Старик ничего не сказал, он отлично помнил, как тринадцать лет назад, в шестом году, мужики пожгли помещичью усадьбу, захватили землю, поделили, благо крови не случилось - господа заблаговременно укатили в ландо в Воронеж. Финал был известен - пришли солдаты, самых крикливых заслали в Сибирь, остальных выпороли. Позорище! И стариков розгами учили, двое от потрясения умерли. Вся деревня до рождества не могла сесть на лавки. Срамота! Землю, само собой, отобрали, и луг на правом берегу заодно прихватили, за «красного петуха» штраф наложили, платили всем миром. Помещик новый особняк выстроил, лучше прежнего, поэтому на этот раз в семнадцатом году, когда грабили усадьбу, «петуха» пустить остереглись: мало ли что, всегда успеется. Затем особняк помещика комбед захватил, школу в ней для ребятишек открыли.

- Слухайте! - сказал дед. - Мое слово - золотое! Пелагея, скидывай свое городское. Дунька, дай ей сарафан, и юбку, и кофту, и плат на голову, чтоб глаза на деревне не мозолила. Ваня, внучек мой сердешный, тебе тута в усадьбе нечего в цацки играть. Поедешь с Гришкиными девками, будешь пасти скотину по-над Доном. Подальше положишь - поближе возьмешь. Телка, понимаешь, год растет, а казак-басурман чикнет ей шашкой по горлу, как у Васьки хромого, и нет телки. Ты девок, Ваня, не балуй, ты с ними построже, начнут взбрыкивать - мне пожалься, быстро вожжами поучу. Начнут скотину отбирать, Дунькины девки прибегут - тогда гони к лесу. Там мужики схоронят.

Дед подумал, запустил пятерню в косматую бородищу, потом добавил:

- Если дождь почнет, осень не лето, так в овраге клуня имеется с загоном. Девки, не спите? Харчей вам бабка даст на неделю. Ванятке каждый божий день кулеш варить. Если сало голяком сожрете, шкуру спущу.

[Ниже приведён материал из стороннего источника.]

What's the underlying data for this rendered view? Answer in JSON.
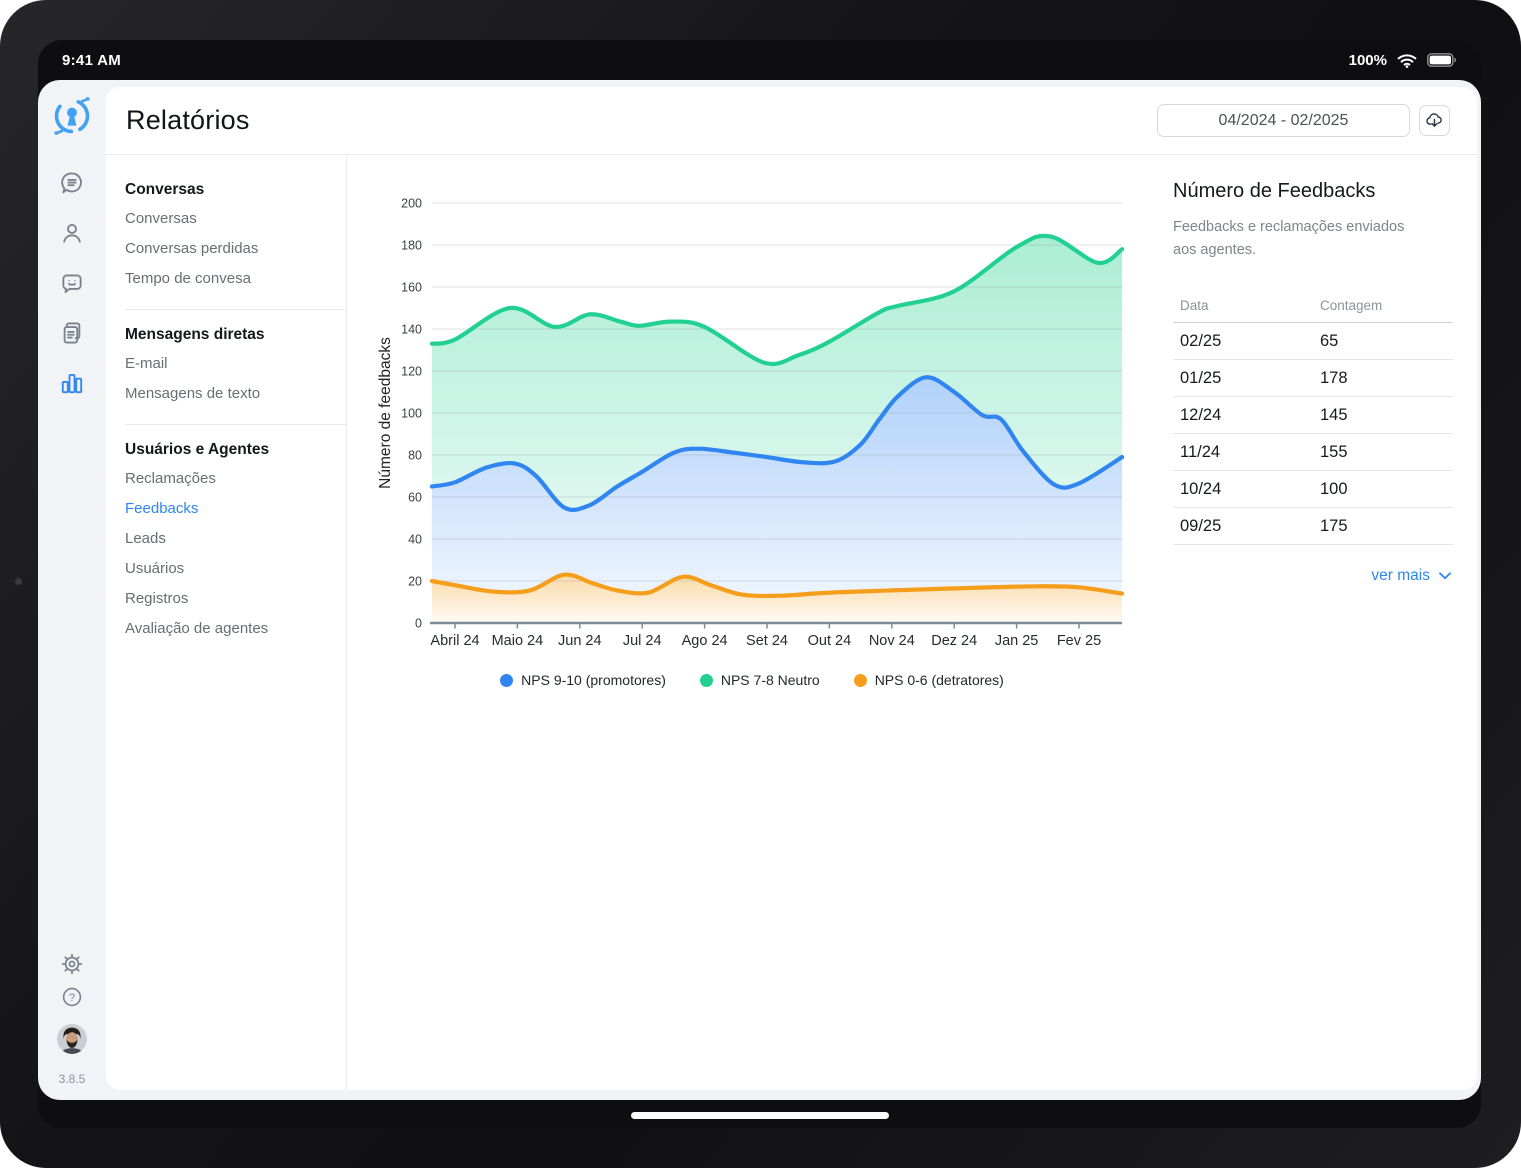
{
  "status_bar": {
    "time": "9:41 AM",
    "battery_percent": "100%"
  },
  "header": {
    "title": "Relatórios",
    "date_range": "04/2024 - 02/2025"
  },
  "colors": {
    "accent": "#2e86f0",
    "chart_blue": "#3185f0",
    "chart_green": "#22d092",
    "chart_orange": "#f59e1b"
  },
  "rail": {
    "icons": [
      "conversations",
      "contacts",
      "feedback",
      "documents",
      "reports"
    ],
    "active_icon": "reports",
    "bottom_icons": [
      "settings",
      "help"
    ],
    "version": "3.8.5"
  },
  "sidebar": {
    "sections": [
      {
        "header": "Conversas",
        "items": [
          {
            "label": "Conversas",
            "active": false
          },
          {
            "label": "Conversas perdidas",
            "active": false
          },
          {
            "label": "Tempo de convesa",
            "active": false
          }
        ]
      },
      {
        "header": "Mensagens diretas",
        "items": [
          {
            "label": "E-mail",
            "active": false
          },
          {
            "label": "Mensagens de texto",
            "active": false
          }
        ]
      },
      {
        "header": "Usuários e Agentes",
        "items": [
          {
            "label": "Reclamações",
            "active": false
          },
          {
            "label": "Feedbacks",
            "active": true
          },
          {
            "label": "Leads",
            "active": false
          },
          {
            "label": "Usuários",
            "active": false
          },
          {
            "label": "Registros",
            "active": false
          },
          {
            "label": "Avaliação de agentes",
            "active": false
          }
        ]
      }
    ]
  },
  "chart_data": {
    "type": "area",
    "title": "",
    "xlabel": "",
    "ylabel": "Número de feedbacks",
    "ylim": [
      0,
      200
    ],
    "ytick_step": 20,
    "grid": true,
    "legend_position": "bottom",
    "categories": [
      "Abril 24",
      "Maio 24",
      "Jun 24",
      "Jul 24",
      "Ago 24",
      "Set 24",
      "Out 24",
      "Nov 24",
      "Dez 24",
      "Jan 25",
      "Fev 25"
    ],
    "series": [
      {
        "name": "NPS 9-10 (promotores)",
        "color": "#3185f0",
        "values": [
          67,
          76,
          56,
          72,
          82,
          79,
          77,
          107,
          110,
          85,
          67
        ],
        "curve": [
          [
            -0.37,
            65
          ],
          [
            0,
            67
          ],
          [
            0.5,
            74
          ],
          [
            0.95,
            76
          ],
          [
            1.3,
            70
          ],
          [
            1.75,
            55
          ],
          [
            2.15,
            56
          ],
          [
            2.6,
            65
          ],
          [
            3,
            72
          ],
          [
            3.5,
            81
          ],
          [
            3.9,
            83
          ],
          [
            4.5,
            81
          ],
          [
            5,
            79
          ],
          [
            5.6,
            76.5
          ],
          [
            6.1,
            77
          ],
          [
            6.5,
            85
          ],
          [
            6.8,
            97
          ],
          [
            7.1,
            108
          ],
          [
            7.55,
            117
          ],
          [
            8,
            110
          ],
          [
            8.45,
            99
          ],
          [
            8.75,
            97
          ],
          [
            9.1,
            82
          ],
          [
            9.6,
            66
          ],
          [
            10,
            66.5
          ],
          [
            10.69,
            79
          ]
        ]
      },
      {
        "name": "NPS 7-8 Neutro",
        "color": "#22d092",
        "values": [
          135,
          149,
          146,
          142,
          141,
          124,
          134,
          150,
          158,
          180,
          174
        ],
        "curve": [
          [
            -0.37,
            133
          ],
          [
            0,
            135
          ],
          [
            0.88,
            150
          ],
          [
            1.6,
            141
          ],
          [
            2.16,
            147
          ],
          [
            2.65,
            143.5
          ],
          [
            2.95,
            141.5
          ],
          [
            3.45,
            143.5
          ],
          [
            4,
            141
          ],
          [
            4.95,
            124
          ],
          [
            5.5,
            127.5
          ],
          [
            6,
            134
          ],
          [
            6.8,
            148
          ],
          [
            7.1,
            151
          ],
          [
            8,
            158
          ],
          [
            9,
            179
          ],
          [
            9.55,
            184
          ],
          [
            10.3,
            171.5
          ],
          [
            10.69,
            178
          ]
        ]
      },
      {
        "name": "NPS 0-6 (detratores)",
        "color": "#f59e1b",
        "values": [
          18,
          15,
          21,
          15,
          19,
          13,
          15,
          16,
          17,
          18,
          17
        ],
        "curve": [
          [
            -0.37,
            20
          ],
          [
            0,
            18
          ],
          [
            0.6,
            15
          ],
          [
            1.2,
            15.5
          ],
          [
            1.75,
            23
          ],
          [
            2.2,
            19
          ],
          [
            2.6,
            15.5
          ],
          [
            3.1,
            14.5
          ],
          [
            3.65,
            22
          ],
          [
            4.1,
            18
          ],
          [
            4.6,
            13.5
          ],
          [
            5.2,
            13
          ],
          [
            6,
            14.5
          ],
          [
            7,
            15.5
          ],
          [
            8,
            16.5
          ],
          [
            9.3,
            17.5
          ],
          [
            10,
            17
          ],
          [
            10.69,
            14
          ]
        ]
      }
    ]
  },
  "panel": {
    "title": "Número de Feedbacks",
    "description": "Feedbacks e reclamações enviados aos agentes.",
    "table": {
      "columns": [
        "Data",
        "Contagem"
      ],
      "rows": [
        {
          "date": "02/25",
          "count": "65"
        },
        {
          "date": "01/25",
          "count": "178"
        },
        {
          "date": "12/24",
          "count": "145"
        },
        {
          "date": "11/24",
          "count": "155"
        },
        {
          "date": "10/24",
          "count": "100"
        },
        {
          "date": "09/25",
          "count": "175"
        }
      ]
    },
    "more_label": "ver mais"
  }
}
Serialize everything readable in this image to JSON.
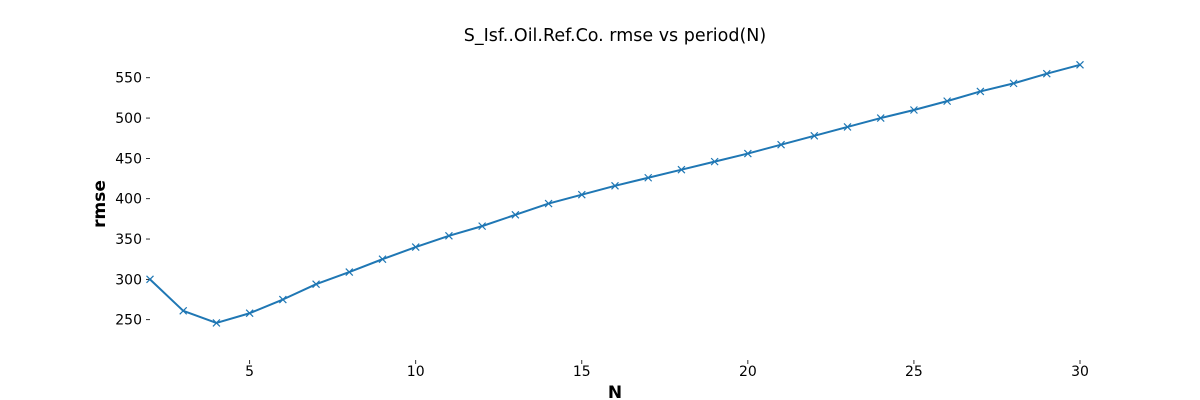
{
  "chart_data": {
    "type": "line",
    "title": "S_Isf..Oil.Ref.Co. rmse vs period(N)",
    "xlabel": "N",
    "ylabel": "rmse",
    "xlim": [
      2,
      30
    ],
    "ylim": [
      200,
      572
    ],
    "xticks": [
      5,
      10,
      15,
      20,
      25,
      30
    ],
    "yticks": [
      250,
      300,
      350,
      400,
      450,
      500,
      550
    ],
    "grid": false,
    "legend": "none",
    "marker": "x",
    "color": "#1f77b4",
    "x": [
      2,
      3,
      4,
      5,
      6,
      7,
      8,
      9,
      10,
      11,
      12,
      13,
      14,
      15,
      16,
      17,
      18,
      19,
      20,
      21,
      22,
      23,
      24,
      25,
      26,
      27,
      28,
      29,
      30
    ],
    "series": [
      {
        "values": [
          300,
          261,
          246,
          258,
          275,
          294,
          309,
          325,
          340,
          354,
          366,
          380,
          394,
          405,
          416,
          426,
          436,
          446,
          456,
          467,
          478,
          489,
          500,
          510,
          521,
          533,
          543,
          555,
          566
        ]
      }
    ]
  }
}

У детей чувство опасности выражено меньше, чем у взрослых или у стариков, дети кажутся бесстрашными лишь потому, что у них нет жизненного опыта, они не пуганые, у них не отложился осадок страха. Они не могут предполагать последствий того или иного поступка, факта.

Ванечку, разумеется, потрясла гибель красноармейцев, и агония лошади, и смерть казака… Но почему-то в память ярче врезалось то, что они с матерью в полной темноте целиной пробирались в деревню, шли вдали от дороги, спотыкались.

Утром его переобули в лапти, показали, как закручивать вокруг ноги онучи, как завязывать лапти на лодыжке лыковой веревочкой. И непривычная легкость при ходьбе в лаптях, точно крылышки выросли на косточках, и то, что ему приказали пасти скот, а он боялся с прошлого года бодучего барана с литыми рогами, и то, что его впервые посадили на скользкую спину работяги-лошади, Зорьки, посадили без седла, дали в руки поводок, и еще множество неизведанных ранее ощущений, которые лавиной обрушились на мальчика, а он даже не успевал осмыслить и до конца прочувствовать их, - все это перемешалось у него в голове, притупило остроту восприятия и уже не фиксировалось в его сознании, и страшное растворилось в повседневном, обыденном, забылось, затуманилось.

Скот - две коровы, овцы, лошадь - пригнали в овраг. Девчонки не слушались Ивана, с презрением смотрели в его сторону. Оно и понятно - они лучше его знали нравы коров или характер барана, который на них не бросался, подчинялся им, как собачонка, Ване лучше было помалкивать.